The third charter, drawn up and gazetted in 2017 by the compromised Mosebenzi Zwane during his tenure as mines minister, was shambolically bad, but despite scrapping it, Mantashe used it as the basis for the existing charter. The changes Zwane and Mantashe made about key provisions left the industry feeling betrayed and blindsided.
The council wants the Mineral and Petroleum Resources Development Act reviewed and rewritten, incorporating the charter.
What exactly these changes are that the council wants are yet to be clarified. Incorporating the charter into the act will convert the charter’s clauses from policy into regulation, meaning less scope for playing about the edges by both sides.
Regulatory uncertainty is one of the fundamental reasons for the dearth of expansion capital investment and a stagnation of exploration expenditure, which means there are no replacement deposits lined up when existing reserves and resources are mined out.
The department of mineral resources & energy, organised labour and the then-Chamber of Mines met in the Drakensberg for a mining summit in March 2010 to develop a joint strategy for growing and transforming the industry. A fat document that came from the talks raised the exact issues that are now besetting the industry, some of which have worsened, rather than improved. In other words, almost nothing has changed in a decade.
The council has presented studies, motivations, plans, proposals and suggestions to the department on how to grow the industry, bringing in new mines, new owners, increased labour, higher output. It’s fair to say precious little of this effort has gained traction with the government in the past decade.
Whatever unhappiness there was about the charter is worsened and the subject of an unsightly fight in court.
Pleas from the industry to unlock infrastructure — rail, ports and electricity generation — are as pertinent today as they were a decade ago. Billions of rand allocated to the parastatals operating this infrastructure have been squandered instead of sensibly deployed as intended. State and union grievances about the way some mining companies respond to their obligations under the charter remain pertinent.
The fault lines between the stakeholders are as deep as ever.

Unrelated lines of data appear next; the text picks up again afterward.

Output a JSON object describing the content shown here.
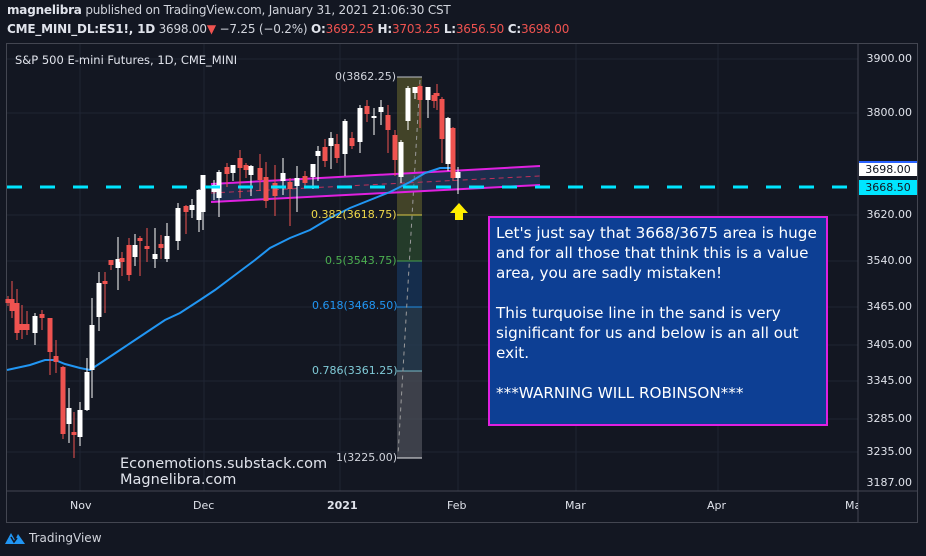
{
  "header": {
    "author": "magnelibra",
    "published_text": " published on TradingView.com, January 31, 2021 21:06:30 CST",
    "symbol": "CME_MINI_DL:ES1!, 1D",
    "last": "3698.00",
    "change_arrow": "▼",
    "change": "−7.25 (−0.2%)",
    "o_label": "O:",
    "o": "3692.25",
    "h_label": "H:",
    "h": "3703.25",
    "l_label": "L:",
    "l": "3656.50",
    "c_label": "C:",
    "c": "3698.00"
  },
  "chart": {
    "title": "S&P 500 E-mini Futures, 1D, CME_MINI",
    "price_axis": [
      "3900.00",
      "3800.00",
      "3620.00",
      "3540.00",
      "3465.00",
      "3405.00",
      "3345.00",
      "3285.00",
      "3235.00",
      "3187.00"
    ],
    "last_price_badge": "3698.00",
    "line_badge": "3668.50",
    "time_axis": [
      "Nov",
      "Dec",
      "2021",
      "Feb",
      "Mar",
      "Apr",
      "Ma"
    ],
    "fib_levels": [
      {
        "label": "0(3862.25)",
        "color": "#d1d4dc"
      },
      {
        "label": "0.382(3618.75)",
        "color": "#f0d94a"
      },
      {
        "label": "0.5(3543.75)",
        "color": "#4caf50"
      },
      {
        "label": "0.618(3468.50)",
        "color": "#2196f3"
      },
      {
        "label": "0.786(3361.25)",
        "color": "#80cbd8"
      },
      {
        "label": "1(3225.00)",
        "color": "#d1d4dc"
      }
    ],
    "horizontal_line_color": "#00e5ff",
    "channel_color": "#e020e0",
    "ma_color": "#2196f3",
    "up_color": "#ffffff",
    "down_color": "#ef5350"
  },
  "annotation": {
    "text": "Let's just say that 3668/3675 area is huge and for all those that think this is a value area, you are sadly mistaken!\n\nThis turquoise line in the sand is very significant for us and below is an all out exit.\n\n***WARNING WILL ROBINSON***"
  },
  "watermark": {
    "line1": "Econemotions.substack.com",
    "line2": "Magnelibra.com"
  },
  "footer": {
    "brand": "TradingView"
  },
  "chart_data": {
    "type": "candlestick",
    "title": "S&P 500 E-mini Futures, 1D, CME_MINI",
    "ylim": [
      3187,
      3900
    ],
    "yticks": [
      3900,
      3800,
      3620,
      3540,
      3465,
      3405,
      3345,
      3285,
      3235,
      3187
    ],
    "xticks": [
      "Nov",
      "Dec",
      "2021",
      "Feb",
      "Mar",
      "Apr",
      "May"
    ],
    "horizontal_line": 3668.5,
    "fib_retracement": {
      "0": 3862.25,
      "0.382": 3618.75,
      "0.5": 3543.75,
      "0.618": 3468.5,
      "0.786": 3361.25,
      "1": 3225.0
    },
    "last": {
      "open": 3692.25,
      "high": 3703.25,
      "low": 3656.5,
      "close": 3698.0
    }
  }
}
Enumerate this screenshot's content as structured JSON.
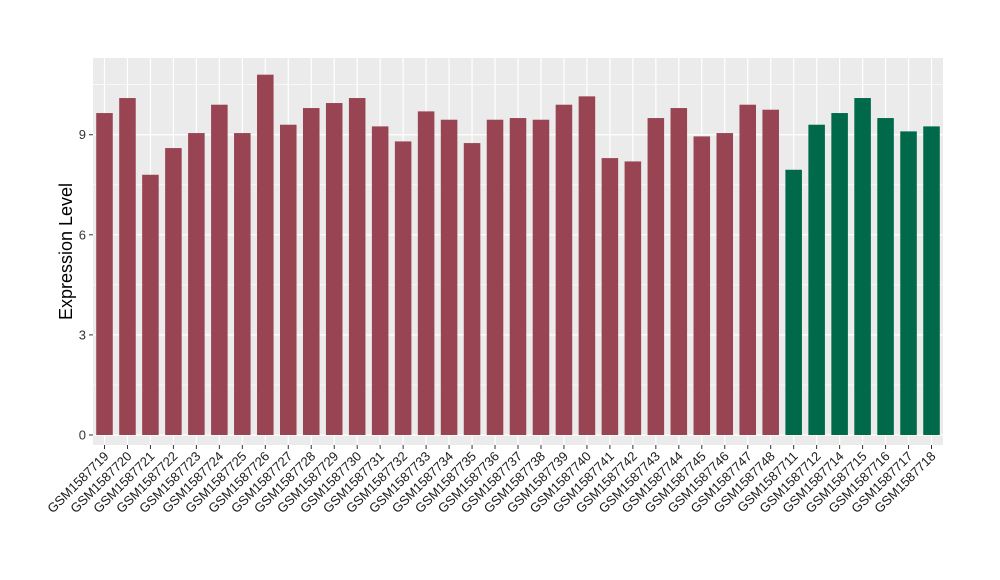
{
  "chart_data": {
    "type": "bar",
    "title": "",
    "xlabel": "",
    "ylabel": "Expression Level",
    "ylim": [
      -0.3,
      11.3
    ],
    "yticks": [
      0,
      3,
      6,
      9
    ],
    "grid": true,
    "legend": "none",
    "categories": [
      "GSM1587719",
      "GSM1587720",
      "GSM1587721",
      "GSM1587722",
      "GSM1587723",
      "GSM1587724",
      "GSM1587725",
      "GSM1587726",
      "GSM1587727",
      "GSM1587728",
      "GSM1587729",
      "GSM1587730",
      "GSM1587731",
      "GSM1587732",
      "GSM1587733",
      "GSM1587734",
      "GSM1587735",
      "GSM1587736",
      "GSM1587737",
      "GSM1587738",
      "GSM1587739",
      "GSM1587740",
      "GSM1587741",
      "GSM1587742",
      "GSM1587743",
      "GSM1587744",
      "GSM1587745",
      "GSM1587746",
      "GSM1587747",
      "GSM1587748",
      "GSM1587711",
      "GSM1587712",
      "GSM1587714",
      "GSM1587715",
      "GSM1587716",
      "GSM1587717",
      "GSM1587718"
    ],
    "values": [
      9.65,
      10.1,
      7.8,
      8.6,
      9.05,
      9.9,
      9.05,
      10.8,
      9.3,
      9.8,
      9.95,
      10.1,
      9.25,
      8.8,
      9.7,
      9.45,
      8.75,
      9.45,
      9.5,
      9.45,
      9.9,
      10.15,
      8.3,
      8.2,
      9.5,
      9.8,
      8.95,
      9.05,
      9.9,
      9.75,
      7.95,
      9.3,
      9.65,
      10.1,
      9.5,
      9.1,
      9.25
    ],
    "groups": [
      "red",
      "red",
      "red",
      "red",
      "red",
      "red",
      "red",
      "red",
      "red",
      "red",
      "red",
      "red",
      "red",
      "red",
      "red",
      "red",
      "red",
      "red",
      "red",
      "red",
      "red",
      "red",
      "red",
      "red",
      "red",
      "red",
      "red",
      "red",
      "red",
      "red",
      "green",
      "green",
      "green",
      "green",
      "green",
      "green",
      "green"
    ],
    "colors": {
      "red": "#984452",
      "green": "#00694a"
    },
    "panel_background": "#ebebeb",
    "grid_color": "#ffffff"
  }
}
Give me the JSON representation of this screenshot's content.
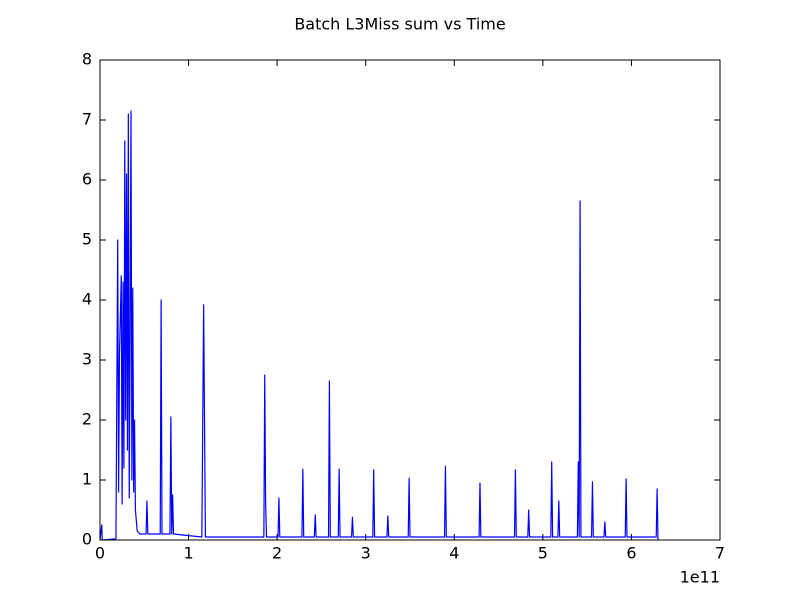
{
  "chart_data": {
    "type": "line",
    "title": "Batch L3Miss sum vs Time",
    "x_offset_label": "1e11",
    "xlim": [
      0,
      7
    ],
    "xticks": [
      0,
      1,
      2,
      3,
      4,
      5,
      6,
      7
    ],
    "ylim": [
      0,
      8
    ],
    "yticks": [
      0,
      1,
      2,
      3,
      4,
      5,
      6,
      7,
      8
    ],
    "grid": false,
    "series": [
      {
        "color": "#0000ff",
        "x": [
          0,
          0.02,
          0.025,
          0.18,
          0.2,
          0.21,
          0.22,
          0.24,
          0.25,
          0.26,
          0.27,
          0.28,
          0.29,
          0.3,
          0.31,
          0.32,
          0.33,
          0.34,
          0.35,
          0.36,
          0.37,
          0.38,
          0.39,
          0.4,
          0.42,
          0.45,
          0.52,
          0.53,
          0.54,
          0.68,
          0.69,
          0.7,
          0.79,
          0.8,
          0.81,
          0.82,
          0.83,
          1.15,
          1.17,
          1.18,
          1.19,
          1.5,
          1.85,
          1.86,
          1.87,
          1.88,
          2.01,
          2.02,
          2.03,
          2.28,
          2.29,
          2.3,
          2.42,
          2.43,
          2.44,
          2.58,
          2.59,
          2.6,
          2.69,
          2.7,
          2.71,
          2.84,
          2.85,
          2.86,
          3.08,
          3.09,
          3.1,
          3.24,
          3.25,
          3.26,
          3.48,
          3.49,
          3.5,
          3.89,
          3.9,
          3.91,
          4.28,
          4.29,
          4.3,
          4.68,
          4.69,
          4.7,
          4.83,
          4.84,
          4.85,
          5.09,
          5.1,
          5.11,
          5.17,
          5.18,
          5.19,
          5.39,
          5.4,
          5.41,
          5.42,
          5.43,
          5.55,
          5.56,
          5.57,
          5.69,
          5.7,
          5.71,
          5.93,
          5.94,
          5.95,
          6.28,
          6.29,
          6.3
        ],
        "values": [
          0,
          0.25,
          0,
          0.02,
          5.0,
          0.8,
          3.1,
          4.4,
          0.6,
          4.3,
          1.2,
          6.65,
          2.0,
          6.1,
          1.5,
          7.1,
          0.7,
          3.5,
          7.15,
          1.0,
          4.2,
          0.8,
          2.0,
          0.5,
          0.15,
          0.1,
          0.1,
          0.65,
          0.1,
          0.1,
          4.0,
          0.1,
          0.1,
          2.05,
          0.1,
          0.75,
          0.1,
          0.05,
          3.92,
          2.0,
          0.05,
          0.05,
          0.05,
          2.75,
          0.6,
          0.05,
          0.05,
          0.7,
          0.05,
          0.05,
          1.18,
          0.05,
          0.05,
          0.42,
          0.05,
          0.05,
          2.65,
          0.05,
          0.05,
          1.18,
          0.05,
          0.05,
          0.38,
          0.05,
          0.05,
          1.17,
          0.05,
          0.05,
          0.4,
          0.05,
          0.05,
          1.03,
          0.05,
          0.05,
          1.23,
          0.05,
          0.05,
          0.95,
          0.05,
          0.05,
          1.17,
          0.05,
          0.05,
          0.5,
          0.05,
          0.05,
          1.3,
          0.05,
          0.05,
          0.65,
          0.05,
          0.05,
          1.3,
          0.05,
          5.65,
          0.05,
          0.05,
          0.97,
          0.05,
          0.05,
          0.3,
          0.05,
          0.05,
          1.02,
          0.05,
          0.05,
          0.85,
          0
        ]
      }
    ]
  }
}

The government must listen to the pleas coming from the industry, which is desperate to grow. Slapping export taxes on “strategic minerals” to keep them in the country and firing up a non-existent manufacturing base to create products the world wants is not going to help.
Continuing to do what has been done for 26 years and seeing the mining industry in decline, shedding tens of thousands of jobs in an economy where one in three adults is unemployed, and then doubling down on that strategy is lunacy.
The ANC’s stated intentions in its policies cannot be faulted. Lifting the population out of poverty, creating decent living standards and jobs for all and creating a new society from the bitter ashes of apartheid are all admirable and desirable intentions.
But destroying industries with bad policies and regulations, and refusing to listen and adopt ideas because of ideological differences, or the simple arrogance of holding a perceived moral or political high ground is rank stupidity that SA simply cannot afford any longer.